Bubble Growth and Floating Behavior during Degassing Process of Molten Steel/(N₂, H₂) System

抄録

Dissolved gas flotation method has been developed to remove inclusions in molten steel. The principle is that bubbles formed on inclusions by vacuum treatment of nitrogen or hydrogen supersaturated molten steel can carry the inclusions to slag. A kinetic model was constructed to analyze the bubble growth and floating behavior during the degassing process of the method, and its accuracy was verified by related experiments. The results show that pretreatment pressure, bubble nucleation depth and gas type have significant effects on bubble growth and floating, while vacuum treatment pressure and inclusion radius have little effects on it. The growth rate and floating velocity of bubbles increase with the increase of pretreatment pressure or the decrease of bubble nucleation depth. The growth rate and floating velocity of hydrogen bubbles are much larger than those of nitrogen bubbles.

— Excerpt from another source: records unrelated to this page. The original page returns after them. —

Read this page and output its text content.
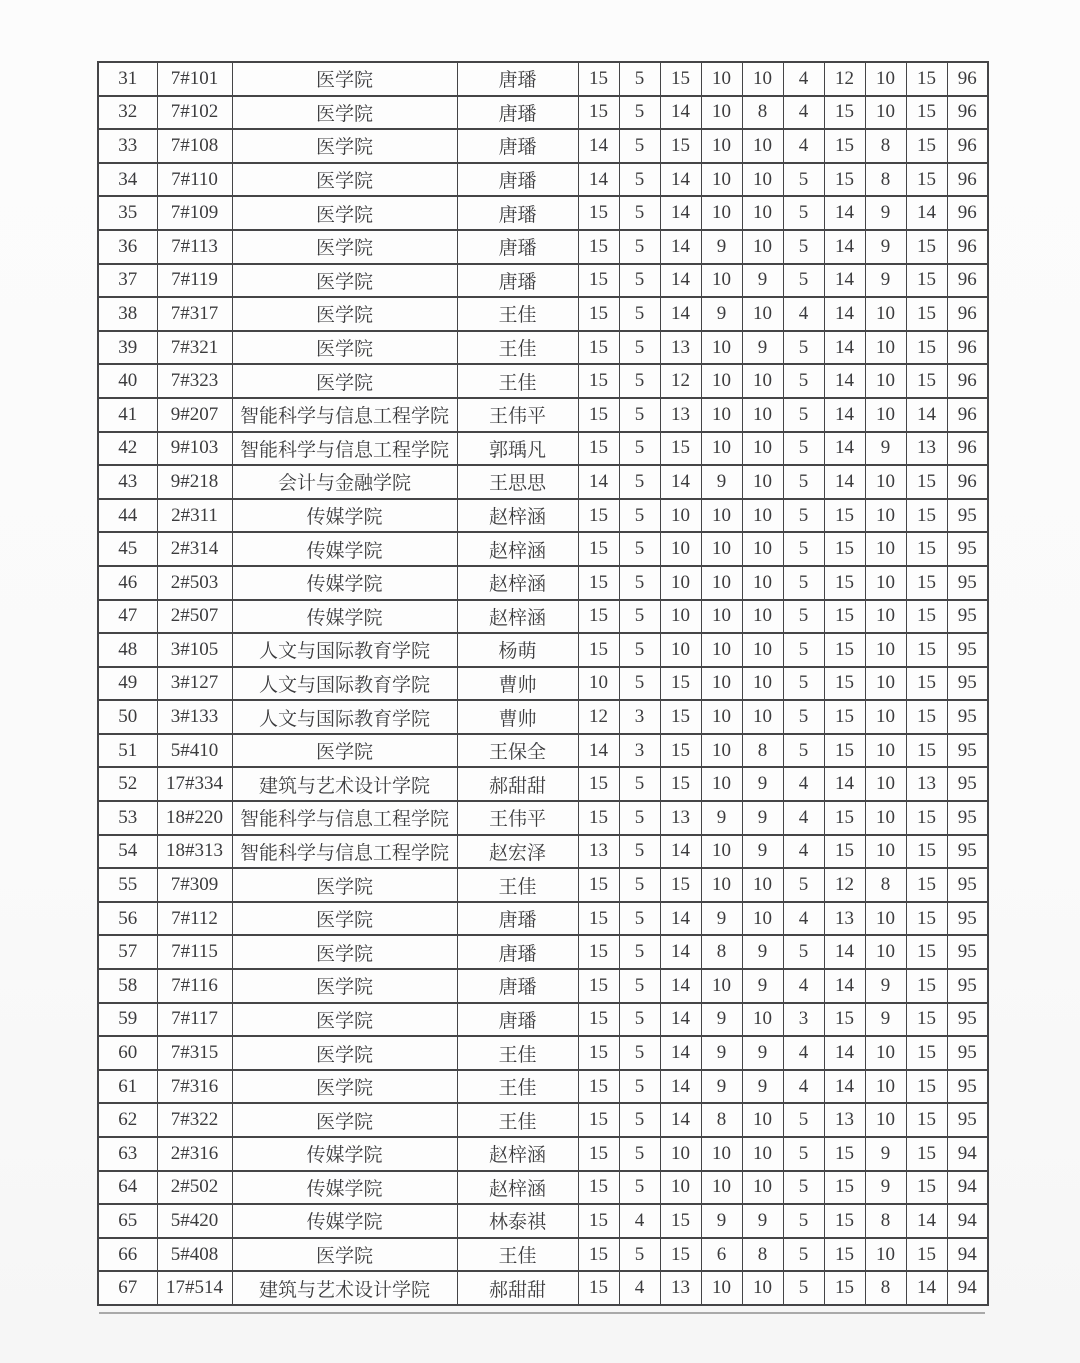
31	7#101	医学院	唐璠	15	5	15	10	10	4	12	10	15	96
32	7#102	医学院	唐璠	15	5	14	10	8	4	15	10	15	96
33	7#108	医学院	唐璠	14	5	15	10	10	4	15	8	15	96
34	7#110	医学院	唐璠	14	5	14	10	10	5	15	8	15	96
35	7#109	医学院	唐璠	15	5	14	10	10	5	14	9	14	96
36	7#113	医学院	唐璠	15	5	14	9	10	5	14	9	15	96
37	7#119	医学院	唐璠	15	5	14	10	9	5	14	9	15	96
38	7#317	医学院	王佳	15	5	14	9	10	4	14	10	15	96
39	7#321	医学院	王佳	15	5	13	10	9	5	14	10	15	96
40	7#323	医学院	王佳	15	5	12	10	10	5	14	10	15	96
41	9#207	智能科学与信息工程学院	王伟平	15	5	13	10	10	5	14	10	14	96
42	9#103	智能科学与信息工程学院	郭瑀凡	15	5	15	10	10	5	14	9	13	96
43	9#218	会计与金融学院	王思思	14	5	14	9	10	5	14	10	15	96
44	2#311	传媒学院	赵梓涵	15	5	10	10	10	5	15	10	15	95
45	2#314	传媒学院	赵梓涵	15	5	10	10	10	5	15	10	15	95
46	2#503	传媒学院	赵梓涵	15	5	10	10	10	5	15	10	15	95
47	2#507	传媒学院	赵梓涵	15	5	10	10	10	5	15	10	15	95
48	3#105	人文与国际教育学院	杨萌	15	5	10	10	10	5	15	10	15	95
49	3#127	人文与国际教育学院	曹帅	10	5	15	10	10	5	15	10	15	95
50	3#133	人文与国际教育学院	曹帅	12	3	15	10	10	5	15	10	15	95
51	5#410	医学院	王保全	14	3	15	10	8	5	15	10	15	95
52	17#334	建筑与艺术设计学院	郝甜甜	15	5	15	10	9	4	14	10	13	95
53	18#220	智能科学与信息工程学院	王伟平	15	5	13	9	9	4	15	10	15	95
54	18#313	智能科学与信息工程学院	赵宏泽	13	5	14	10	9	4	15	10	15	95
55	7#309	医学院	王佳	15	5	15	10	10	5	12	8	15	95
56	7#112	医学院	唐璠	15	5	14	9	10	4	13	10	15	95
57	7#115	医学院	唐璠	15	5	14	8	9	5	14	10	15	95
58	7#116	医学院	唐璠	15	5	14	10	9	4	14	9	15	95
59	7#117	医学院	唐璠	15	5	14	9	10	3	15	9	15	95
60	7#315	医学院	王佳	15	5	14	9	9	4	14	10	15	95
61	7#316	医学院	王佳	15	5	14	9	9	4	14	10	15	95
62	7#322	医学院	王佳	15	5	14	8	10	5	13	10	15	95
63	2#316	传媒学院	赵梓涵	15	5	10	10	10	5	15	9	15	94
64	2#502	传媒学院	赵梓涵	15	5	10	10	10	5	15	9	15	94
65	5#420	传媒学院	林泰祺	15	4	15	9	9	5	15	8	14	94
66	5#408	医学院	王佳	15	5	15	6	8	5	15	10	15	94
67	17#514	建筑与艺术设计学院	郝甜甜	15	4	13	10	10	5	15	8	14	94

Calculation results indicate that the diameters of the bubbles are mostly 0.2–10 mm during floating process via this method. Moreover, the distribution of the bubbles nucleating on the inclusions is dispersive. In addition to the bubbles carrying inclusions to slag directly, these dispersive fine bubbles have a high probability of inclusion adhesion resulting in an improvement of the inclusion removal.